La véritable interrogation dans le monde des affaires concerne l’identité du nouveau partenaire rachetant la participation de Holcim et à quelles conditions. Vu le caractère stratégique de ce marché, avec des importations de l’ordre de 650 000 à 700 000 tonnes annuellement, la Competition Commission a été saisie du dossier en vue de se prononcer sur les conditions entourant le choix du remplaçant de Holcim et d’éviter toute collusion (cartel). Du côté de la Competition Commission, la machinerie a été mise en branle pour suivre l’évolution de ce dossier et agir au moment opportun car le Competition Regulator en Europe, Joaquin Almunia, a fait comprendre officiellement que « the merger would be subject to an in-depth rebiew, konwon as a Phase 2 Examination ».
Lors d’un point de presse en Europe hier, le Chief Executive de Holcim, Bernard Fontana, devait souligner : « This list represents most of the assets that both companies consider divesting as part of the planned merger. Other divestments will be unveiled in due time. » Et d’ajouter : « Both companies will continue to consider whether divestments would be necessary where there might be overlaps or depending on regulatory requirements. These proposed divestments are subject to review and further discussions with the regulatory authorities and to the agreement of our business partners when relevant. »
La presse économique internationale, rapportant la confirmation de la décision de “merger”, l’un des plus importants sur le plan mondial, avance que « competition regulators in some 15 countries, as well as the European Commission, are expected to take a hard look at the deal, which brings together the world’s top two cement makers with a combined stock market value of more than USD 55 billion ». Néanmoins, le choix du retrait de Holcim du marché mauricien fait tiquer plus d’un spécialiste en matière économique. En effet, ceux-ci affirment que, même si Holcim ne dispose que de 40% de part du marché pour des raisons historiques, cette compagnie dispose cependant de technologies et d’équipements pour le pompage du ciment des bateaux accostant à Port-Louis, contrairement à Lafarge. Ensuite, la capacité de stockage, dont dispose Holcim dans l’enceinte portuaire, est de 60 000 tonnes, soit le double de Lafarge (30 000 tonnes). Avec de tels profils des deux principaux opérateurs, même si le tirant d’eau dans le port permet l’accostage de cimentiers d’un maximum de 44 000 tonnes, ce potentiel n’est nullement exploité.

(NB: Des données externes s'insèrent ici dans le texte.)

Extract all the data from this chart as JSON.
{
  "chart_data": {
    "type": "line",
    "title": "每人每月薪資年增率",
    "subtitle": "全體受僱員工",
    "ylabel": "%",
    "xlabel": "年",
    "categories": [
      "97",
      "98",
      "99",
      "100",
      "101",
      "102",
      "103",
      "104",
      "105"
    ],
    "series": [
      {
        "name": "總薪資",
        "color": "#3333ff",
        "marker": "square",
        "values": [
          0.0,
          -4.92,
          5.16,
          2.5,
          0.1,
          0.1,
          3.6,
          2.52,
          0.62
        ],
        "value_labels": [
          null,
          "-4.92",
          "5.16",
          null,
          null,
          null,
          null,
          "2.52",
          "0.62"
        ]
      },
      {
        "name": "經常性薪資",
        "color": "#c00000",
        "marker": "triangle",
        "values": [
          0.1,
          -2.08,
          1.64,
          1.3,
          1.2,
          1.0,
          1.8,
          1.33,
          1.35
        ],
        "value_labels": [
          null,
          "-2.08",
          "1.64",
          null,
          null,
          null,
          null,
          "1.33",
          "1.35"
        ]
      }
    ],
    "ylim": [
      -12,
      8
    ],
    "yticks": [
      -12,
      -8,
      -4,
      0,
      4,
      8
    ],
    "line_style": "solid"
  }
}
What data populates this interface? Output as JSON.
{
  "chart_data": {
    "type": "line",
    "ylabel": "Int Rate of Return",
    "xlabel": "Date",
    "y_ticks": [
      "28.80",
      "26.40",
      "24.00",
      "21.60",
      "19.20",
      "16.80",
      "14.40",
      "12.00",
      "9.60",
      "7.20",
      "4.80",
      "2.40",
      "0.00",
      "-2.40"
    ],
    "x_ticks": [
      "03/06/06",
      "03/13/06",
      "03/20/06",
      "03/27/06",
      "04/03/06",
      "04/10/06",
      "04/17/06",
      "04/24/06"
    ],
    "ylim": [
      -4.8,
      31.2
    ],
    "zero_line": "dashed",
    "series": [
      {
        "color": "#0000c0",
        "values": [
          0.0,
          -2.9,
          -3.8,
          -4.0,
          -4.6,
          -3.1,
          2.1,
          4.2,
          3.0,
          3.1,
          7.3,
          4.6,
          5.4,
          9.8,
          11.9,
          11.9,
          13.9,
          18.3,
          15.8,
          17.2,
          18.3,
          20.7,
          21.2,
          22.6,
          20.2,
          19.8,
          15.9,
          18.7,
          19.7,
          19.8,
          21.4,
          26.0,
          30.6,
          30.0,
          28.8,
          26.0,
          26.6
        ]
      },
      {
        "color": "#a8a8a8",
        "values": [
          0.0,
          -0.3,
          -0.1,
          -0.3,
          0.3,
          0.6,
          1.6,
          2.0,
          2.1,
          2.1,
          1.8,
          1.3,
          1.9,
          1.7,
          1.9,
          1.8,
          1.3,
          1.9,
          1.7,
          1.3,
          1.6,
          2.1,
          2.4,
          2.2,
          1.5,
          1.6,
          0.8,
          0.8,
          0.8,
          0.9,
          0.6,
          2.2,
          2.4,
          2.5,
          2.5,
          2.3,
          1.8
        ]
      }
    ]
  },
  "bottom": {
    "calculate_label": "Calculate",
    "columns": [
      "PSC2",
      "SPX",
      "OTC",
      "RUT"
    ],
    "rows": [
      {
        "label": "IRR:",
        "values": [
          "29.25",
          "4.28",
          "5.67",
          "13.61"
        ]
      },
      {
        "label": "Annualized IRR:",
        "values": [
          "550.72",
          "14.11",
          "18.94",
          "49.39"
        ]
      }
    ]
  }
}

Avec le départ de Holcim, il n’est pas à écarter que des investissements de la République populaire de Chine se positionnent au sein de la Société Ciments Océan Indien à Port-Louis pour partir à l’assaut du marché émergent de la construction en Afrique. Mais aucune des sources concernées n’a voulu s’aventurer à confirmer ce détail vu que la Competition Commission ne s’est pas encore prononcée sur cette affaire. Ensuite, le Chief Executive de Holcim a déclaré que le groupe est déjà en présence d’au moins une cinquantaine d’Expressions of Interest et que les négociations avec les soumissionnaires n’ont pas encore démarré.
À Maurice, outre la Competition Commission, la State Trading Corporation (STC), qui a procédé à la libéralisation du marché d’importation du ciment au cours de ces dernières années, est sur ses gardes pour assurer un suivi et s’assurer que le consommateur mauricien ne soit pas pénalisé par ces importants mouvements sur le plan international. La STC, qui s’est retirée de l’importation du ciment, n’écarte pas la possibilité de revoir cette stratégie si le besoin se fait sentir avec le départ de Holcim au cours du premier semestre de l’année prochaine.